Transmission of diseases

The newspapers have given it: Researchers at the Roslin Institute in Edinburgh, Dolly's parents, abandon research on xenotransplants for fear of transmitting diseases among species. Likewise, the journal Nature will publish shortly two papers that aim to give light to the question of the viability of xenotransplants.
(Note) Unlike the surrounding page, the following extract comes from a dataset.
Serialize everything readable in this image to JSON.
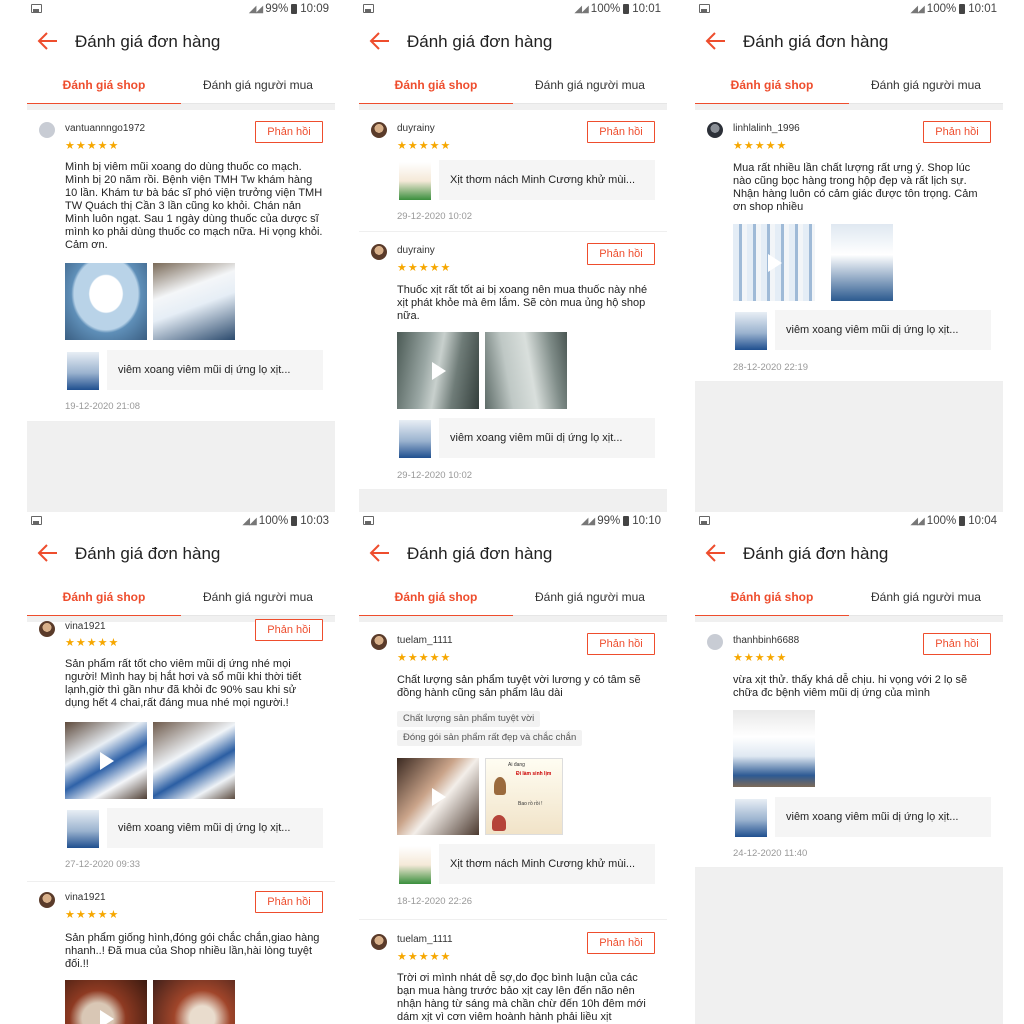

Researchers at the Roslin Institute work on creating a transgenic pig that could be an organ bank for human transplants. According to the statements of Ian Wilme, one of the researchers, this line of work can stagger. Two reasons have been mentioned: on the one hand, that the Californian company Geron Bio-Med, which supports research, wants to devote these funds to other tasks and, on the other, that the company itself may be concerned that xenotransplants do not contaminate viral epidemics to humans. So things, it is not yet clear whether the investigation is going to be interrupted, or why.

Clonic pigs

However, Nature's studies shed new light on two aspects of xenotransplants. Keith Campbell and his colleagues, researchers from the Scottish company PPL Therapeutics, have for the first time obtained clonic pigs from somatic cells of adult pigs, as did the Roslingos with Dolly. Science has also published this week that Japanese researchers from the National Institute of Animal Industry have done the same thing from fetal cells. These advances allow obtaining genetically modified pigs with great precision. What does this mean? The main responsible for the production of rejection in humans when ingesting the organs of pigs is a certain galactose sugar of the cell membrane of pigs organs. If with genetic techniques it is possible that the gene that governs the appearance of this galactose, the gene 1.3 galactosil transferase to the pressure, is not expressed, the pig would not have that galactose in the membrane of its cells and the possibility that man reject its organs would be much less. It seems that the viability of xenotransplants is closer.

Daniel Solomon, of the Scripps Research Institute of California, and the work of his fellow Daracusa on the other side of the coin. They explain that endogenous retroviruses in pigs can infect human cells in crops.

Moreover, transplanting pancreatic pig cells to mice with immune casia has resulted in an infection spread by PERV. Are pigs therefore a safe source of organs for humans?